At a pre dawn practice, Coach Ray Fredrick still expects feet to fly.
"The pressure is only what you put on yourself," Fredrick said.
For 22 years the former public school teacher has coached the jump-roping team the Bouncing Bulldogs of Chapel Hill, CBS News correspondent Michelle Miller reports. He doesn't shout, but when he says jump …
"We don't really have time to say anything," said student Mary Benton. "We just get straight to work."
They start in kindergarten, and stay through college.
Tim Martin lept in at age 4. And he might just be the best in the country.
His moves and those of his teammates are featured on the big screen.
"When they think jump rope, they think rhythm and rhymes," Martin said. "when they actually see it they see the athleticism and the talent that we have."
Four years in a row, they've been national champions in the USA Jumprope Federation.
But they've never been number one at New York's Apollo Theatre, where national Double Dutch League holds their Holiday Classic.
"When you think Double Dutch, you think Harlem, New York," Fredrick said.
Born on America's inner city sidewalks, the sport has now spread to the suburbs of the South.
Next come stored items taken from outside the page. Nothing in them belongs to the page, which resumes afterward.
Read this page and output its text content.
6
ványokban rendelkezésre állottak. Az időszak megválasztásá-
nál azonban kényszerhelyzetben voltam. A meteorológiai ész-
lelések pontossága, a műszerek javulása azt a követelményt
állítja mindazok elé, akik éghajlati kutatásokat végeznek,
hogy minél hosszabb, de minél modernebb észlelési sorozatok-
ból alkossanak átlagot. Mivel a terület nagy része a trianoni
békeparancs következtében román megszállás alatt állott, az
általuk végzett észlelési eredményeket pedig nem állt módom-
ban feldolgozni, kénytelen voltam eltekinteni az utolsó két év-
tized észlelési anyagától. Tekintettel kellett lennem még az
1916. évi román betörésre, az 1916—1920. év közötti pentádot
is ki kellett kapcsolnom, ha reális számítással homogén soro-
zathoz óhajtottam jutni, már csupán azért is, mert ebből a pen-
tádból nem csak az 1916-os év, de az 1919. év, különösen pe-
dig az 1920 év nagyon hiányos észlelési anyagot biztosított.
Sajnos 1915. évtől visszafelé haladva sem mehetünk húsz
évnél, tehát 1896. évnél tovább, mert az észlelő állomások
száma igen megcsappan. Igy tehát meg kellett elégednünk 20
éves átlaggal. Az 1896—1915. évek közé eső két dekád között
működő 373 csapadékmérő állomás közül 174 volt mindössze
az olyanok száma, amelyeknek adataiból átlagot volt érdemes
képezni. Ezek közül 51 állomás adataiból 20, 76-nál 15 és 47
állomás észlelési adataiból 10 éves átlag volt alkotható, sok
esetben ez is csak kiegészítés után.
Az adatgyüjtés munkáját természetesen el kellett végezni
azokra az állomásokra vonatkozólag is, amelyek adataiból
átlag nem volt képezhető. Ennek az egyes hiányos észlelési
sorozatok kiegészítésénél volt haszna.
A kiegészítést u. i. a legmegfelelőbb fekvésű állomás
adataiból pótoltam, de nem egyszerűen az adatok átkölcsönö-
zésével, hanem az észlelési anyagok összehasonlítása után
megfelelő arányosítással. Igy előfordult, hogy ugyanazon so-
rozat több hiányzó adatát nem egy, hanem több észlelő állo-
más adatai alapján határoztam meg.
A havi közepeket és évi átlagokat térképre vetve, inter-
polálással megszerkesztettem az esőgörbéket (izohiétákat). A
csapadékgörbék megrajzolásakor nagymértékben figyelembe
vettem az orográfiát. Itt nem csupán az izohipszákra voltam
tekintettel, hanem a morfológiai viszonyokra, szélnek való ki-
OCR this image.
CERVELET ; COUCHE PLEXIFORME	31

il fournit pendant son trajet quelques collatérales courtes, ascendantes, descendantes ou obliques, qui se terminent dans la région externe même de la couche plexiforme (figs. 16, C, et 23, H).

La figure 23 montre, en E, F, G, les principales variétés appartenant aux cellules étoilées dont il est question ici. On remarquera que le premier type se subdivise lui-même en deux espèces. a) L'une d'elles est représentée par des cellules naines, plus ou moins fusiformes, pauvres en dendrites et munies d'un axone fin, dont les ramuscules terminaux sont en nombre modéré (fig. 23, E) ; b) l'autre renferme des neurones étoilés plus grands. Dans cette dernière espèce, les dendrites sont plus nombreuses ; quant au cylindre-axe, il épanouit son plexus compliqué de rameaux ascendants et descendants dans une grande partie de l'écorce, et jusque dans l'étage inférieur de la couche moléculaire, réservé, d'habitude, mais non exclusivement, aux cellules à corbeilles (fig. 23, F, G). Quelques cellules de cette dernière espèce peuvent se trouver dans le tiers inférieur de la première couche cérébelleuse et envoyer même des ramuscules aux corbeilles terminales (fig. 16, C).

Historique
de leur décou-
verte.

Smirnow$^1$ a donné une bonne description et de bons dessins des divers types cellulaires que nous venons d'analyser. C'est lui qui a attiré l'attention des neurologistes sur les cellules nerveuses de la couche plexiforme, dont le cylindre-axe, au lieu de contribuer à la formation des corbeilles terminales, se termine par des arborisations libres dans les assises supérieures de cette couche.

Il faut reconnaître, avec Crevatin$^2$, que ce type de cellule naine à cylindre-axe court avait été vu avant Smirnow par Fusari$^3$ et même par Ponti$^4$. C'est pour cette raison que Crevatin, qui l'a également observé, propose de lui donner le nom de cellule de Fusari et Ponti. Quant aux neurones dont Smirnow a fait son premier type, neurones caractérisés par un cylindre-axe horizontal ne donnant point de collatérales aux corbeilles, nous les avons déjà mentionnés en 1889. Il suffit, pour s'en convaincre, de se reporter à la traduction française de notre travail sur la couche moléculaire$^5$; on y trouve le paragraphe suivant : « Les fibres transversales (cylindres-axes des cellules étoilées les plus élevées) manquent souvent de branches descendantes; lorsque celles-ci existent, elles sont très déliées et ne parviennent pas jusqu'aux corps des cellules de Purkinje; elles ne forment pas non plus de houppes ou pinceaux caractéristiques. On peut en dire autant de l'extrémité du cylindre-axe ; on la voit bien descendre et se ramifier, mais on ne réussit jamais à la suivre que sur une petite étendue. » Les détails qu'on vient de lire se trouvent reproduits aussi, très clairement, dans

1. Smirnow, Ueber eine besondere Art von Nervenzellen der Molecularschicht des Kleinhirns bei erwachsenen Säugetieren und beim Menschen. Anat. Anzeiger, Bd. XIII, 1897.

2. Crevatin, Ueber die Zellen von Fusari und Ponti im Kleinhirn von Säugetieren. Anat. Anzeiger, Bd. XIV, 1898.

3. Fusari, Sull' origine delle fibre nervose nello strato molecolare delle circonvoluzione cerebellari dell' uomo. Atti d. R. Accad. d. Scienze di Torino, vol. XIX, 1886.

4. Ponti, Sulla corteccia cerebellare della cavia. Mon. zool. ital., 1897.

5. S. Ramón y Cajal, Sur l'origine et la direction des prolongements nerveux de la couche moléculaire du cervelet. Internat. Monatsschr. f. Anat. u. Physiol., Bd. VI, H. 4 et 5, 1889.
And it hasn't stopped.
Double Dutch has become nothing short of an international craze. A sport combing fancy footwork with freestyle acrobatics. And the Bulldogs know their stiffest competition, the team to beat doesn't hail from Harlem.
The Japanese have trumped America's field on their own turf, winning the Apollo Holiday Classic for the better part of ten years.
Jumper Kosuke Ryu calls it the samurai spirit.
So the Bulldogs went to find some of their own. They learned technique and strategy from their Asian rivals. They even shared some of their own trade secrets too. It's all part of Coach Fredrick's big vision.
"The mission is to connect with young people to travel all over the world, and make the world a better place," Fredrick said.
With their eyes on the prize this Sunday, they may just do it in double time.